La 30e Conférence des Nations Unies sur le changement climatique (COP30) a débuté lundi (10) à Belém, dans l'État du Pará, avec des discours soulignant la nécessité de mettre en œuvre les accords précédents. Malgré des défis logistiques comme des inondations et des files d'attente, des leaders tels que la ministre Marina Silva ont appelé à une 'pororoca de la mise en œuvre' pour des actions concrètes. Plus de 110 pays ont soumis des plans climatiques actualisés, mais les émissions mondiales continuent d'augmenter.

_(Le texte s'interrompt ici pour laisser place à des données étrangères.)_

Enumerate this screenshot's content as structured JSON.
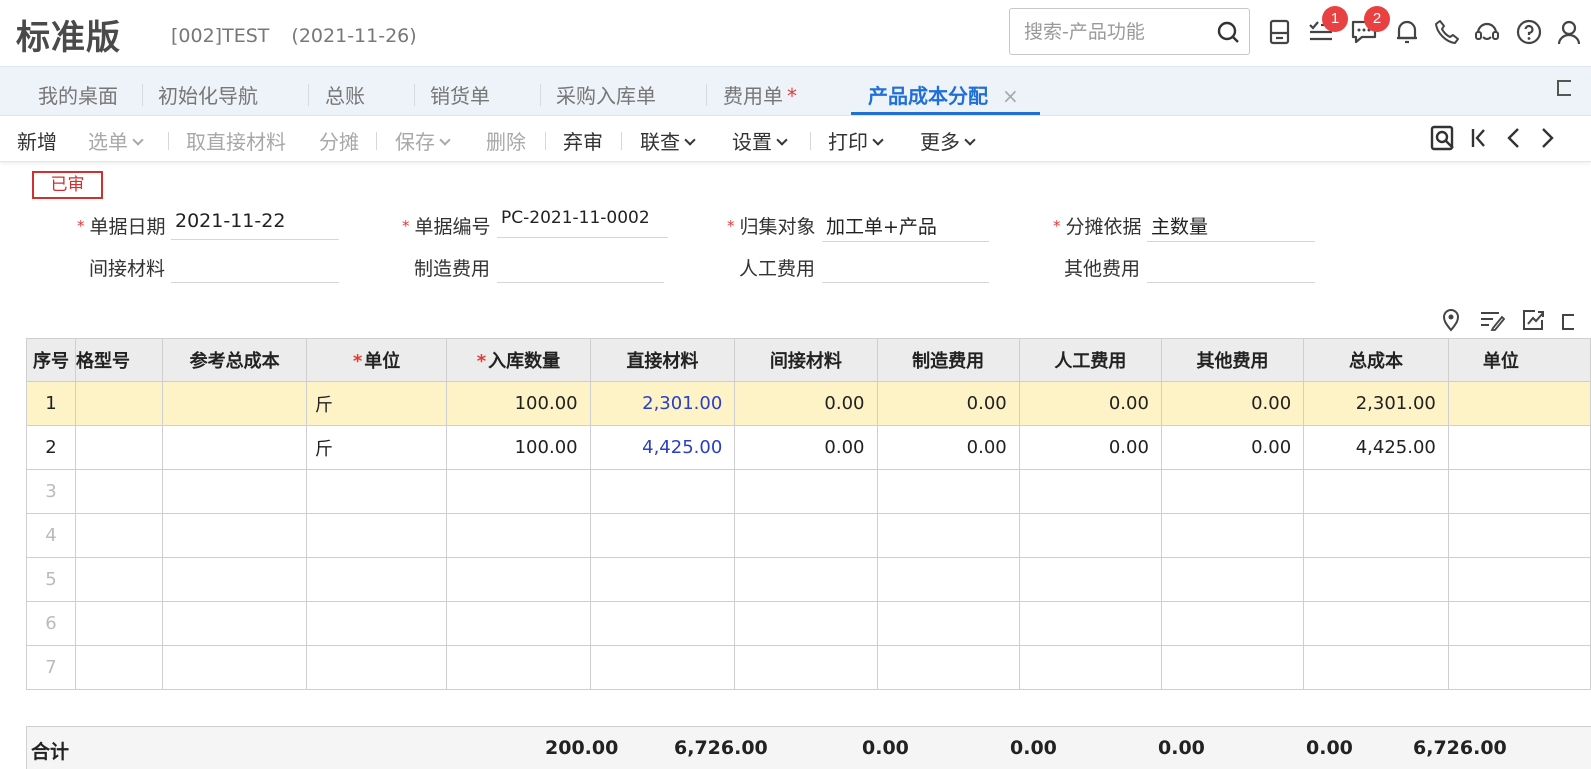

La COP30, accueillie au Parque da Cidade à Belém, s'est ouverte dans un contexte défavorable, les émissions de CO² atteignant un record de 57,7 gigatonnes en 2024, soit une hausse de 2,3 % selon un rapport du Pnuma publié le 4 novembre. L'Accord de Paris de 2015 vise à limiter le réchauffement mondial à moins de 2 °C, de préférence 1,5 °C, mais les analyses de la CCNUCC sur 86 CDN examinées indiquent 2,8 °C d'ici 2100. Dans l'après-midi du premier jour, 111 pays avaient soumis leurs contributions déterminées au niveau national (CDN), contre 64 en septembre, bien que de grands pollueurs comme l'Inde, l'Iran et l'Arabie saoudite soient absents ; les États-Unis se sont retirés en janvier sous Donald Trump.
Au pavillon brésilien, inauguré vers 18 h, Marina Silva a reçu une ovation et a déclaré : 'Notre engagement est de mettre en œuvre ce qui a été décidé. Nous avons décidé beaucoup de choses au cours de ces presque 33 ans, mais malheureusement, il nous manque une mise en œuvre suffisante.' Elle a exhorté : 'Bienvenue ! Et que nous fassions maintenant la pororoca de la mise en œuvre.' La ministre a salué le Fonds des Forêts Tropicales pour Toujours (TFFF), avec 5,5 milliards de dollars levés au 7 novembre, et a cité les victimes du tornado dans le Paraná comme signe d'urgence climatique.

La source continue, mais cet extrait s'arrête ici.